How soon they forget. Even under the oh-so-democratic rule of Carlos Andrés Pérez, author of the Caracazo (may he rot in hell), the Venezuelan press was heavily censored. If the publishers did not self-censor, entire news items were left blank by order of the government. Journalists who did not comply faced prison and torture. Some of them, particularly those of the left, were also disappeared. Their stories, too, will likely come out when this bill now before the National Assembly becomes law.
But don’t look for anyone in the opposition media to celebrate that coming triumph of the freedom of information. They’ll probably be too busy reporting on their “political prisoners”, who in fact are politician prisoners, in jail for corruption. And screaming persecution, as always, ad nauseam.
As if THEY knew what political persecution was.

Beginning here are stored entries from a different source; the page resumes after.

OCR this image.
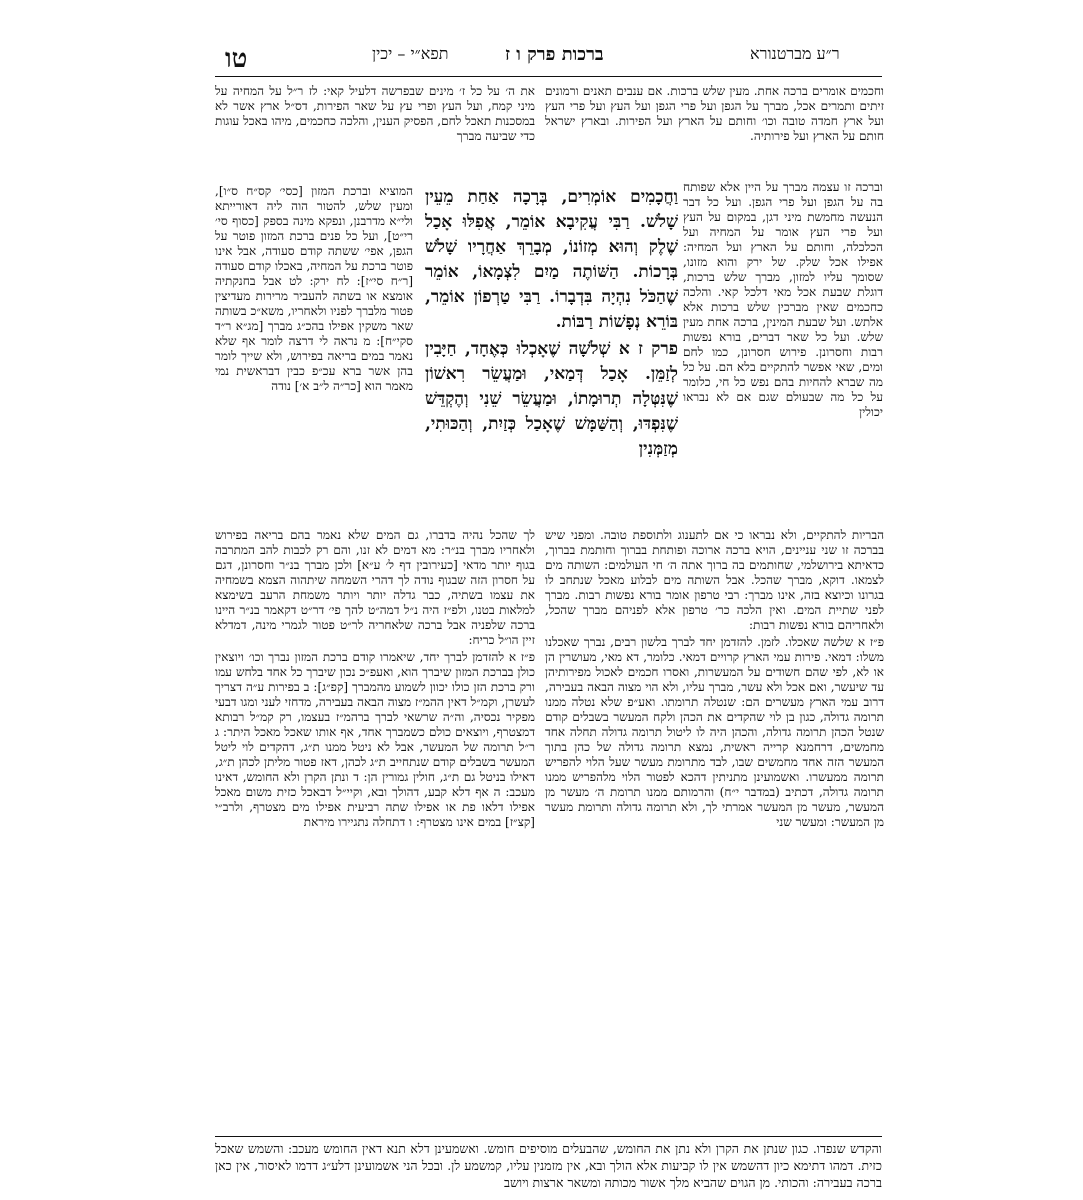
טו	תפא״י – יכין	ברכות פרק ו ז	ר״ע מברטנורא

וחכמים אומרים ברכה אחת. מעין שלש ברכות. אם ענבים תאנים ורמונים זיתים ותמרים אכל, מברך על הגפן ועל פרי הגפן ועל העץ ועל פרי העץ ועל ארץ חמדה טובה וכו׳ וחותם על הארץ ועל הפירות. ובארץ ישראל חותם על הארץ ועל פירותיה.

וברכה זו עצמה מברך על היין אלא שפותח בה על הגפן ועל פרי הגפן. ועל כל דבר הנעשה מחמשת מיני דגן, במקום על העץ ועל פרי העץ אומר על המחיה ועל הכלכלה, וחותם על הארץ ועל המחיה: אפילו אכל שלק. של ירק והוא מזונו, שסומך עליו למזון, מברך שלש ברכות, דוגלת שבעת אכל מאי דלכל קאי. והלכה כחכמים שאין מברכין שלש ברכות אלא אלתש. ועל שבעת המינין, ברכה אחת מעין שלש. ועל כל שאר דברים, בורא נפשות רבות וחסרונן. פירוש חסרונן, כמו לחם ומים, שאי אפשר להתקיים בלא הם. על כל מה שברא להחיות בהם נפש כל חי, כלומר על כל מה שבעולם שגם אם לא נבראו יכולין

הבריות להתקיים, ולא נבראו כי אם לתענוג ולתוספת טובה. ומפני שיש בברכה זו שני עניינים, הויא ברכה ארוכה ופותחת בברוך וחותמת בברוך, כדאיתא בירושלמי, שחותמים בה ברוך אתה ה׳ חי העולמים: השותה מים לצמאו. דוקא, מברך שהכל. אבל השותה מים לבלוע מאכל שנתחב לו בגרונו וכיוצא בזה, אינו מברך: רבי טרפון אומר בורא נפשות רבות. מברך לפני שתיית המים. ואין הלכה כר׳ טרפון אלא לפניהם מברך שהכל, ולאחריהם בורא נפשות רבות:

פ״ז א שלשה שאכלו. לזמן. להזדמן יחד לברך בלשון רבים, נברך שאכלנו משלו: דמאי. פירות עמי הארץ קרויים דמאי. כלומר, דא מאי, מעושרין הן או לא, לפי שהם חשודים על המעשרות, ואסרו חכמים לאכול מפירותיהן עד שיעשר, ואם אכל ולא עשר, מברך עליו, ולא הוי מצוה הבאה בעבירה, דרוב עמי הארץ מעשרים הם: שנטלה תרומתו. ואע״פ שלא נטלה ממנו תרומה גדולה, כגון בן לוי שהקדים את הכהן ולקח המעשר בשבלים קודם שנטל הכהן תרומה גדולה, והכהן היה לו ליטול תרומה גדולה תחלה אחד מחמשים, דרחמנא קרייה ראשית, נמצא תרומה גדולה של כהן בתוך המעשר הזה אחד מחמשים שבו, לבד מתרומת מעשר שעל הלוי להפריש תרומה ממעשרו. ואשמועינן מתניתין דהכא לפטור הלוי מלהפריש ממנו תרומה גדולה, דכתיב (במדבר י״ח) והרמותם ממנו תרומת ה׳ מעשר מן המעשר, מעשר מן המעשר אמרתי לך, ולא תרומה גדולה ותרומת מעשר מן המעשר: ומעשר שני

וַחֲכָמִים אוֹמְרִים, בְּרָכָה אַחַת מֵעֵין שָׁלֹשׁ. רַבִּי עֲקִיבָא אוֹמֵר, אֲפִלּוּ אָכַל שֶׁלֶק וְהוּא מְזוֹנוֹ, מְבָרֵךְ אַחֲרָיו שָׁלֹשׁ בְּרָכוֹת. הַשּׁוֹתֶה מַיִם לִצְמָאוֹ, אוֹמֵר שֶׁהַכֹּל נִהְיָה בִּדְבָרוֹ. רַבִּי טַרְפוֹן אוֹמֵר, בּוֹרֵא נְפָשׁוֹת רַבּוֹת.

פרק ז א שְׁלֹשָׁה שֶׁאָכְלוּ כְּאֶחָד, חַיָּבִין לְזַמֵּן. אָכַל דְּמַאי, וּמַעֲשֵׂר רִאשׁוֹן שֶׁנִּטְּלָה תְרוּמָתוֹ, וּמַעֲשֵׂר שֵׁנִי וְהֶקְדֵּשׁ שֶׁנִּפְדּוּ, וְהַשַּׁמָּשׁ שֶׁאָכַל כְּזַיִת, וְהַכּוּתִי, מְזַמְּנִין

את ה׳ על כל ז׳ מינים שבפרשה דלעיל קאי: לז ר״ל על המחיה על מיני קמח, ועל העץ ופרי עץ על שאר הפירות, דס״ל ארץ אשר לא במסכנות תאכל לחם, הפסיק הענין, והלכה כחכמים, מיהו באכל עוגות כדי שביעה מברך

המוציא וברכת המזון [כסי׳ קס״ח ס״ו], ומעין שלש, להטור הוה ליה דאורייתא ולי״א מדרבנן, ונפקא מינה בספק [כסוף סי׳ רי״ט], ועל כל פנים ברכת המזון פוטר על הגפן, אפי׳ ששתה קודם סעודה, אבל אינו פוטר ברכת על המחיה, באכלו קודם סעודה [ר״ח סי״ז]: לח ירק: לט אבל בחנקתיה אומצא או בשתה להעביר מרירות מעדיצין פטור מלברך לפניו ולאחריו, משא״כ בשותה שאר משקין אפילו בהכ״ג מברך [מג״א ר״ד סקי״ח]: מ נראה לי דרצה לומר אף שלא נאמר במים בריאה בפירוש, ולא שייך לומר בהן אשר ברא עכ״פ כבין דבראשית נמי מאמר הוא [כר״ה ל״ב א׳] נודה

לך שהכל נהיה בדברו, גם המים שלא נאמר בהם בריאה בפירוש ולאחריו מברך בנ״ר: מא דמים לא זנו, והם רק לכבות להב המתרבה בגוף יותר מדאי [כעירובין דף ל׳ ע״א] ולכן מברך בנ״ר וחסרונן, דגם על חסרון הזה שבגוף נודה לך דהרי השמחה שיתהוה הצמא בשמחיה את עצמו בשתיה, כבר גדלה יותר ויותר משמחת הרעב בשימצא למלאות בטנו, ולפ״ז היה נ״ל דמה״ט להך פי׳ דר״ט דקאמר בנ״ר היינו ברכה שלפניה אבל ברכה שלאחריה לר״ט פטור לגמרי מינה, דמדלא זיין הו״ל כריח:

פ״ז א להזדמן לברך יחד, שיאמרו קודם ברכת המזון נברך וכו׳ ויוצאין כולן בברכת המזון שיברך הוא, ואעפ״כ נכון שיברך כל אחד בלחש עמו ורק ברכת הזן כולו יכוון לשמוע מהמברך [קפ״ג]: ב בפירות ע״ה דצריך לעשרן, וקמ״ל דאין ההמ״ז מצוה הבאה בעבירה, מדחזי לעני ומגו דבעי מפקיר נכסיה, וה״ה שרשאי לברך ברהמ״ז בעצמו, רק קמ״ל רבותא דמצטרף, ויוצאים כולם כשמברך אחד, אף אותו שאכל מאכל היתר: ג ר״ל תרומה של המעשר, אבל לא ניטל ממנו ת״ג, דהקדים לוי ליטל המעשר בשבלים קודם שנתחייב ת״ג לכהן, דאז פטור מליתן לכהן ת״ג, דאילו בניטל גם ת״ג, חולין גמורין הן: ד ונתן הקרן ולא החומש, דאינו מעכב: ה אף דלא קבע, דהולך ובא, וקיי״ל דבאכל כזית משום מאכל אפילו דלאו פת או אפילו שתה רביעית אפילו מים מצטרף, ולרב״י [קצ״ז] במים אינו מצטרף: ו דתחלה נתגיירו מיראת

והקדש שנפדו. כגון שנתן את הקרן ולא נתן את החומש, שהבעלים מוסיפים חומש. ואשמעינן דלא תנא דאין החומש מעכב: והשמש שאכל כזית. דמהו דתימא כיון דהשמש אין לו קביעות אלא הולך ובא, אין מזמנין עליו, קמשמע לן. ובכל הני אשמועינן דלע״ג דדמו לאיסור, אין כאן ברכה בעבירה: והכותי. מן הגוים שהביא מלך אשור מכותה ומשאר ארצות ויושב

*Bandera Roja, or “Red Flag”, formerly of the left, is now allied in effect with the right-wing anti-Chávez opposition. This passage alludes to their betrayal of everything they used to stand for. The current opposition is the direct descendant of the AD and COPEI of Fourth Republic days — in other words, the same old political ruling class responsible for all the political murders, repressions and disappearances from 1958 to 1998.